A momentous debate is under way in New York City over the prospect of bringing "congestion pricing" — a concept proven in London, Stockholm and Singapore — to America’s largest and most gridlocked burg. The issue has great resonance for carbon taxing, as I argue in this piece, a slightly different version of which appeared in Gristmill in July. — C.K.
Every so often there arises an environmental controversy that tests the capacity of Americans to face reality. One such case is the Cape Wind dispute, in which well-connected Cape Codders are battling to keep a large array of non-polluting windmills out of Nantucket Sound. Another is emerging in New York City, where Mayor Michael R. Bloomberg has proposed a “congestion fee” on cars and trucks driving into Manhattan.
Backers from the mayor on down tout the fee as a cure-all: it will unsnarl traffic, relieve pollution and create a revenue stream to upgrade subways and buses, while also cutting global warming emissions.
These claims are a bit overstated. More probably there will be a single-digit increase in traffic speeds, a one percent drop in emissions citywide, and perhaps a $400 million revenue infusion for a transportation system whose annual costs top $30 billion.
But even though the immediate benefits of the congestion charge are relatively modest, the act of imposing such a charge is transformative in itself.
The real significance of the congestion charge is this: it establishes the principle that safeguarding “the commons” — our air, water and public space — requires that we exact from ourselves a commensurate price for uses that damage or deplete it.
The congestion charge puts our money where our mouth is.
Although it has mostly gone unstated, the congestion charge rests on ironclad economic logic: street space, being both coveted and finite, has a value; hence, our failure to charge a price for its use in effect substitutes rationing by waiting, for rationing by pricing — which is why New York, Los Angeles, and every city in between have traffic jams.
Accordingly, a congestion charge that confronts those of us who would drive with the cost of traffic delays we impose on each other isn’t just one means of reducing congestion — it’s the only way to do so.

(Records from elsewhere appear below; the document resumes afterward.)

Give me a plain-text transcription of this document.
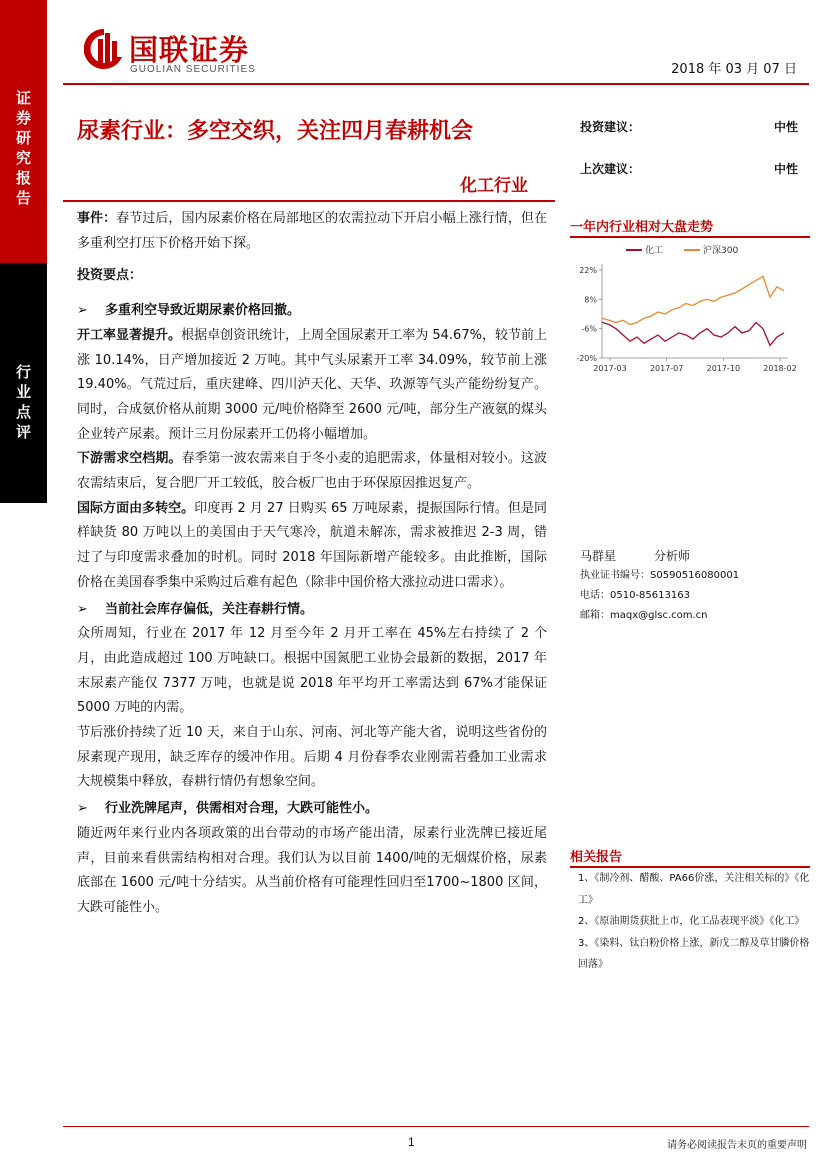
证
券
研
究
报
告
行
业
点
评
国联证券
GUOLIAN SECURITIES	2018 年 03 月 07 日
尿素行业：多空交织，关注四月春耕机会
化工行业
投资建议：	中性
上次建议：	中性

事件：春节过后，国内尿素价格在局部地区的农需拉动下开启小幅上涨行情，但在多重利空打压下价格开始下探。

投资要点：

➢ 多重利空导致近期尿素价格回撤。

开工率显著提升。根据卓创资讯统计，上周全国尿素开工率为 54.67%，较节前上涨 10.14%，日产增加接近 2 万吨。其中气头尿素开工率 34.09%，较节前上涨 19.40%。气荒过后，重庆建峰、四川泸天化、天华、玖源等气头产能纷纷复产。同时，合成氨价格从前期 3000 元/吨价格降至 2600 元/吨，部分生产液氨的煤头企业转产尿素。预计三月份尿素开工仍将小幅增加。

下游需求空档期。春季第一波农需来自于冬小麦的追肥需求，体量相对较小。这波农需结束后，复合肥厂开工较低，胶合板厂也由于环保原因推迟复产。

国际方面由多转空。印度再 2 月 27 日购买 65 万吨尿素，提振国际行情。但是同样缺货 80 万吨以上的美国由于天气寒冷，航道未解冻，需求被推迟 2-3 周，错过了与印度需求叠加的时机。同时 2018 年国际新增产能较多。由此推断，国际价格在美国春季集中采购过后难有起色（除非中国价格大涨拉动进口需求）。

➢ 当前社会库存偏低，关注春耕行情。

众所周知，行业在 2017 年 12 月至今年 2 月开工率在 45%左右持续了 2 个月，由此造成超过 100 万吨缺口。根据中国氮肥工业协会最新的数据，2017 年末尿素产能仅 7377 万吨，也就是说 2018 年平均开工率需达到 67%才能保证 5000 万吨的内需。

节后涨价持续了近 10 天，来自于山东、河南、河北等产能大省，说明这些省份的尿素现产现用，缺乏库存的缓冲作用。后期 4 月份春季农业刚需若叠加工业需求大规模集中释放，春耕行情仍有想象空间。

➢ 行业洗牌尾声，供需相对合理，大跌可能性小。

随近两年来行业内各项政策的出台带动的市场产能出清，尿素行业洗牌已接近尾声，目前来看供需结构相对合理。我们认为以目前 1400/吨的无烟煤价格，尿素底部在 1600 元/吨十分结实。从当前价格有可能理性回归至1700~1800 区间，大跌可能性小。

一年内行业相对大盘走势
化工	沪深300
22%
8%
-6%
-20%
2017-03	2017-07	2017-10	2018-02
马群星	分析师
执业证书编号：S0590516080001
电话：0510-85613163
邮箱：maqx@glsc.com.cn
相关报告
1、《制冷剂、醋酸、PA66价涨，关注相关标的》《化工》
2、《原油期货获批上市，化工品表现平淡》《化工》
3、《染料、钛白粉价格上涨，新戊二醇及草甘膦价格回落》
1	请务必阅读报告末页的重要声明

Mayor Bloomberg could place traffic cops at every intersection, airlift every double-parked car and truck, and make the subways free — and gridlock would reappear within a week, as the improvement in traffic flow attracted drivers now deterred by the too-crowded roads.
The only way to permanently open up road space is to impose some form of road valuation, and Mayor Bloomberg’s pricing plan, while blunt and imperfect, is a very good start. Most important of all, though, it establishes the principle.
Much the same applies to the prevailing green paradigm for combating global warming. It’s essentially a scattershot approach built around individual technological fixes: rooftop solar cells, low-wattage fluorescent lights, high-mileage automobiles and so on.
What’s missing — crucially, fatally missing — is a valuation of the atmosphere’s limited capacity to absorb carbon emissions without damaging the climate.
Just as the high value of street space in New York demands a congestion fee, the high value of a carbon-stable atmosphere demands a fee on carbon use — i.e., a carbon tax.
This isn’t to say that tech fixes don’t have their place. They will be needed to help get off carbon, just as car and truck alternatives such as expanded subway service, exclusive bus and bicycle lanes, and, in New York, a cross-harbor rail freight tunnel, must supplement the congestion fee.
But without congestion charges and revenue-neutral carbon taxes that in effect reward every traffic-busting or carbon-reducing choice, the fixes and alternatives will be systematically underused.
The obvious, first-order, unmediated choices that will reduce congestion and carbon are things that no one can make money from — things like fewer and shorter trips, smaller homes, turning stuff off.
Congestion charges and a carbon tax will cause people to make these choices, and that is the only way killer traffic and killer climate change will be brought under control. It won’t happen just by subsidizing technological fixes whose investors have the advantage of an effective lobby.
What, then, is standing in the way of congestion fees and a national carbon tax? The power of an entrenched minority, for one thing. In New York City, fewer than one in 20 working residents drives toll-free into the intended congestion charging zone, but they know who they are and are not shy about protecting their self-awarded entitlement to a toll-free commute.
Conversely, the benefits of congestion pricing will be broadly distributed but not life-changing. Indeed, judging from polls, many New Yorkers don’t even realize they are potential beneficiaries.
“Losers cry louder than winners sing,” said University of Michigan professor Joel Slemrod in explaining the near-impossibility of overhauling the U.S. tax code, and the same holds true for the congestion fee and the carbon tax.
What is more, the benefits from road fees or carbon taxes aren’t just diffuse; because they lie in the future they are by necessity uncertain.
“There is nothing more difficult to take in hand,” Machiavelli observed in The Prince, “than to take the lead in the introduction of a new order of things … the innovator has for enemies all those who have done well under the old conditions, and lukewarm defenders in those who may do well under the old conditions, and lukewarm defenders in those who may do well under the new.”
That is why enacting the Bloomberg congestion plan is so hard, and so necessary. America’s civic polity is stuck in traffic, so to speak. Getting it moving again will require us to imagine something other than permanent stalemate and act upon that vision.